When debugging with GDB during one debug session it becomes slower and slower over time. Even simplest operations like step over and step into can take dozens of seconds and sometimes even minutes.
I was debugging a rather big project (Chromium browser). The only reason I could think of was that gdb is getting slower over time because it loads more and more symbols and it takes longer to work with them. However Chromium compiles entire code into one huge executable, which contains all symbols which should be loaded in the very beginning. Thus symbol database won't grow during the debugging. Moreover why would one need to look up symbols just to perform step over or step into operation?
While testing I have tried using gdb with front-ends (Eclipse, QtCreator, Emacs) and from the command line to confirm that this is not an IDE problem. Both use cases demonstrate same problem, however it seems like it starts to appear sooner in IDEs (probably because IDE also loads symbols for the watch view, call stack, list of threads etc.).
Why is GDB getting slower? Is it a design flaw, a bug or some specific problem in my computer? Are there any free alternatives to GDB that work faster?
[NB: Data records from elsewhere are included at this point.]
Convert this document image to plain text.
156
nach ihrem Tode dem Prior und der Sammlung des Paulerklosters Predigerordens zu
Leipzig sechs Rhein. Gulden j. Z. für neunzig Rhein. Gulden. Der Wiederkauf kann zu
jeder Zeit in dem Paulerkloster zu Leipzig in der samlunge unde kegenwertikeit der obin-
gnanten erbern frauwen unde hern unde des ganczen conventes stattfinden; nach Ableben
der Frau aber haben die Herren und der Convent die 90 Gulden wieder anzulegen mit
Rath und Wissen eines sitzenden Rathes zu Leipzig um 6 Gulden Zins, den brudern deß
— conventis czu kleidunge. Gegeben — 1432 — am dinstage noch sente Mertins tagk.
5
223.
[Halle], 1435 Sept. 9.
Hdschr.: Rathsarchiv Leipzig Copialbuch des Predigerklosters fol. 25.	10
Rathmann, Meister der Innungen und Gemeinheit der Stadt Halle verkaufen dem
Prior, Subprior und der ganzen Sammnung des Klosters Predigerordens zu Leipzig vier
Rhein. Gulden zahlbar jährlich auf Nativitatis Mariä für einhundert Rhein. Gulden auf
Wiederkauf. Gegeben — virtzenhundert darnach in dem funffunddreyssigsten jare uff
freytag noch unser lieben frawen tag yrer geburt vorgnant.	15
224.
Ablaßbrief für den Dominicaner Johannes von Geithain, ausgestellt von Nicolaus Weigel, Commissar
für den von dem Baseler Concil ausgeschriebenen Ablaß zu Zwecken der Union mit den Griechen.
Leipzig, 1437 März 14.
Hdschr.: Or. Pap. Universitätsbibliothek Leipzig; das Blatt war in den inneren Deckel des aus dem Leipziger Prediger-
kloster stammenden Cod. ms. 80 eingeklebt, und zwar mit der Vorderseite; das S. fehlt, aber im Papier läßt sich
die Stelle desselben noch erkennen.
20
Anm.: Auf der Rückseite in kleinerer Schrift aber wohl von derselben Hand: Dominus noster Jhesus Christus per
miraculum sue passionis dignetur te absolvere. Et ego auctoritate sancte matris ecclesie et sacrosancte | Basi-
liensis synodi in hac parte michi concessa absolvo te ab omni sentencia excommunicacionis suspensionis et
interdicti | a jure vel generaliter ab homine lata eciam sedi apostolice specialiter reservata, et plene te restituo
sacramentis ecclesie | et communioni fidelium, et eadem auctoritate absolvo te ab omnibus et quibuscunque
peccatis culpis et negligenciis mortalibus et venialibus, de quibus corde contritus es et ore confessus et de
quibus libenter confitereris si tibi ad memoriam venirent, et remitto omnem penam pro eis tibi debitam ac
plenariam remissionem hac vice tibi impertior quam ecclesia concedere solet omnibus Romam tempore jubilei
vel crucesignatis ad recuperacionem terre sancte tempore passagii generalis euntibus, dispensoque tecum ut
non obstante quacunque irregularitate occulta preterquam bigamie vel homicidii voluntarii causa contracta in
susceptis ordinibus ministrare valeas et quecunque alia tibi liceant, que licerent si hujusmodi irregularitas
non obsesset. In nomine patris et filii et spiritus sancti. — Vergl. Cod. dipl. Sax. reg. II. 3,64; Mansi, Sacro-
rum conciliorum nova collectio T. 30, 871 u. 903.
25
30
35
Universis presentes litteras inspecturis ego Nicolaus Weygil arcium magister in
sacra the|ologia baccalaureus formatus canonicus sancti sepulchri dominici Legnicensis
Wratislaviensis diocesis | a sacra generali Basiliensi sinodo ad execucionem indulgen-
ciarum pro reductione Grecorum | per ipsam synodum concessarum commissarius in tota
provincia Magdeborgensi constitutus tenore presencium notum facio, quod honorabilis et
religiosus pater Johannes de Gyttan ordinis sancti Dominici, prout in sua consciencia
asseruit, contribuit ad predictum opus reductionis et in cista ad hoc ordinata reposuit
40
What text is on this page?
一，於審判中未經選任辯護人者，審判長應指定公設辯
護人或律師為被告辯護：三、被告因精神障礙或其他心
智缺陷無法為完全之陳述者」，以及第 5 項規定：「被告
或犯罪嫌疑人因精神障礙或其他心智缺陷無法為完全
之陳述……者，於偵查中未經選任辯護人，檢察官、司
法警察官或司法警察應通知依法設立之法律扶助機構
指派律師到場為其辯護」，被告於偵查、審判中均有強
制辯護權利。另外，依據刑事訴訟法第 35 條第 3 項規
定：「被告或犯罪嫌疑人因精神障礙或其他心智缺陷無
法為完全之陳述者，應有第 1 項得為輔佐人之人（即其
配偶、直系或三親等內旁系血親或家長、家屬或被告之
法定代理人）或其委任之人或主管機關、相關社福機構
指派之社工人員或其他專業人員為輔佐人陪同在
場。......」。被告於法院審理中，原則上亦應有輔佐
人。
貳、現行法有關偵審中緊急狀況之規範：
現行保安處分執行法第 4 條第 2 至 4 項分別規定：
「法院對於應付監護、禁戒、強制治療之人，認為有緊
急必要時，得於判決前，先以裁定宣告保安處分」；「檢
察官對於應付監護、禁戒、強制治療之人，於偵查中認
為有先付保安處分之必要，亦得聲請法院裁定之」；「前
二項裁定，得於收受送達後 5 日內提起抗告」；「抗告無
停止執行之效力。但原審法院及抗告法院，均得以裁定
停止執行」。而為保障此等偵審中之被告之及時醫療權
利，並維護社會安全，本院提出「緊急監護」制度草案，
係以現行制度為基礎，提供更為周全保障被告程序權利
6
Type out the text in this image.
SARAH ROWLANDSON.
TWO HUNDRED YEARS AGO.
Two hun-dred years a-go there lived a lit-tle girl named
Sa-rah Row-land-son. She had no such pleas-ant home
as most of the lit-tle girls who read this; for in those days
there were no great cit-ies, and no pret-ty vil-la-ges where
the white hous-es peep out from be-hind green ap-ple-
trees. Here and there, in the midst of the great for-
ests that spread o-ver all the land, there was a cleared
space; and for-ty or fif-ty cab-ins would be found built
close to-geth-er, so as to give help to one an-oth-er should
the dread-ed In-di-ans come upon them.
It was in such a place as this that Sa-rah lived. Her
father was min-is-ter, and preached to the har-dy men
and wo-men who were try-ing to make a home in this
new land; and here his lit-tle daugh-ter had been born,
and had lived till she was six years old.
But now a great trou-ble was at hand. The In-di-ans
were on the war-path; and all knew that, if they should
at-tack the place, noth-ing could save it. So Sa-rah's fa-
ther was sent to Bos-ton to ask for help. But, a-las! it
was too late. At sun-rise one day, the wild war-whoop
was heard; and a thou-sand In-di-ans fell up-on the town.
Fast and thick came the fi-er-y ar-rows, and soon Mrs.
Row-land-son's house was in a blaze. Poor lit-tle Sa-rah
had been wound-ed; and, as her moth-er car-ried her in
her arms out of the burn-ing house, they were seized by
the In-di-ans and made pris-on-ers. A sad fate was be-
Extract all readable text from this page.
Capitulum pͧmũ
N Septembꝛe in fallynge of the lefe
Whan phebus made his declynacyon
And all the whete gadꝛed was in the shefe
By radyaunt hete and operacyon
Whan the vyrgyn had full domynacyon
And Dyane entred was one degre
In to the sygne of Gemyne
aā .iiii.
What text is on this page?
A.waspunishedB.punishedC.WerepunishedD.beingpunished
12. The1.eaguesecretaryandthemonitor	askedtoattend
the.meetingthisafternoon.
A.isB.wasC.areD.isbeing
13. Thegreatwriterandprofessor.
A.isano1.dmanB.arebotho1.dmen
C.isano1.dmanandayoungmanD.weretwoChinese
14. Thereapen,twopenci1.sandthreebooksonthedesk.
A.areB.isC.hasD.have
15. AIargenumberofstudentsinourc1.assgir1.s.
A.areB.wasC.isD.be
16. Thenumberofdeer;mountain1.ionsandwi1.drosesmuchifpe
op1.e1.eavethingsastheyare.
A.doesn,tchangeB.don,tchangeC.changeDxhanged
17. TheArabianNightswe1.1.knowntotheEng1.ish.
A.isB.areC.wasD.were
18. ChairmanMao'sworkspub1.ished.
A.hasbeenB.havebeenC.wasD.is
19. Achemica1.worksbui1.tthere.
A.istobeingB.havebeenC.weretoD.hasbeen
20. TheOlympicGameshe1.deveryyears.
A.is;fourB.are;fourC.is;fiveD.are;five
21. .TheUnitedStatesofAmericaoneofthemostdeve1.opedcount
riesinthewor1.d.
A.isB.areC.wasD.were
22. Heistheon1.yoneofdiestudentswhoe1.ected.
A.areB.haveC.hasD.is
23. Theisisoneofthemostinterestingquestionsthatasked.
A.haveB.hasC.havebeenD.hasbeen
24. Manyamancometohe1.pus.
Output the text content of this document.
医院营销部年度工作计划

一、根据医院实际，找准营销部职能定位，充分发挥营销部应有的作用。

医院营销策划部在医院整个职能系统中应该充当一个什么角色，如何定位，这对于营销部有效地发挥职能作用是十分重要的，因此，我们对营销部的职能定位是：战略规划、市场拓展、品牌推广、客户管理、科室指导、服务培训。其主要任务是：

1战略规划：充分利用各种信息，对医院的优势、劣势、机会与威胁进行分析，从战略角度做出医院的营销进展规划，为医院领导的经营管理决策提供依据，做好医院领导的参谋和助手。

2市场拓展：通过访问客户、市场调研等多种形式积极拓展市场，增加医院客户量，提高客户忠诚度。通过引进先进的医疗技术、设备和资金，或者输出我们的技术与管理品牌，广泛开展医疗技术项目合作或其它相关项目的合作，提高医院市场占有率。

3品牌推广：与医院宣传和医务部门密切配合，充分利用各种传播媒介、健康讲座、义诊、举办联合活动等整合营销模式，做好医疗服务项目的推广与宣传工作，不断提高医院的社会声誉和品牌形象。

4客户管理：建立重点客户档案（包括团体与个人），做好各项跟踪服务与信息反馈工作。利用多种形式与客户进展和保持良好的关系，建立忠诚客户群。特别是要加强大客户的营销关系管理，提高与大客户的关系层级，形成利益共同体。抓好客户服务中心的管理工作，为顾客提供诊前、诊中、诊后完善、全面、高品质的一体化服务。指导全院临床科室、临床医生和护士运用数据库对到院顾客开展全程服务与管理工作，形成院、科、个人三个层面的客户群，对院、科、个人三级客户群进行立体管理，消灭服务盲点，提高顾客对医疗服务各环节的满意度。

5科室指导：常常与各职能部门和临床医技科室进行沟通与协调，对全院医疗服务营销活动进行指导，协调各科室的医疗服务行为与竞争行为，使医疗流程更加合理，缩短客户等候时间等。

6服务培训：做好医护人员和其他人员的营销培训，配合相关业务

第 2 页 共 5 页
Why is GDB getting slower?
It's a bug. Try newer version of GDB (preferably current CVS snapshot). If the problem is still there, report it to GDB bugzilla with repro instructions.
all symbols which should be loaded in the very beginning.
GDB loads partial symbols (psymbols) on startup, and reads more "on-demand", so some growth is expected.
why would one need to look up symbols just to perform step over or step into
In order to step over or into, GDB would likely need line tables for the current translation unit (TU). If your "step into" operation takes you to a new TU, then new line tables would have to be loaded.
Still, it should not take GDB anywhere near minutes to step or next.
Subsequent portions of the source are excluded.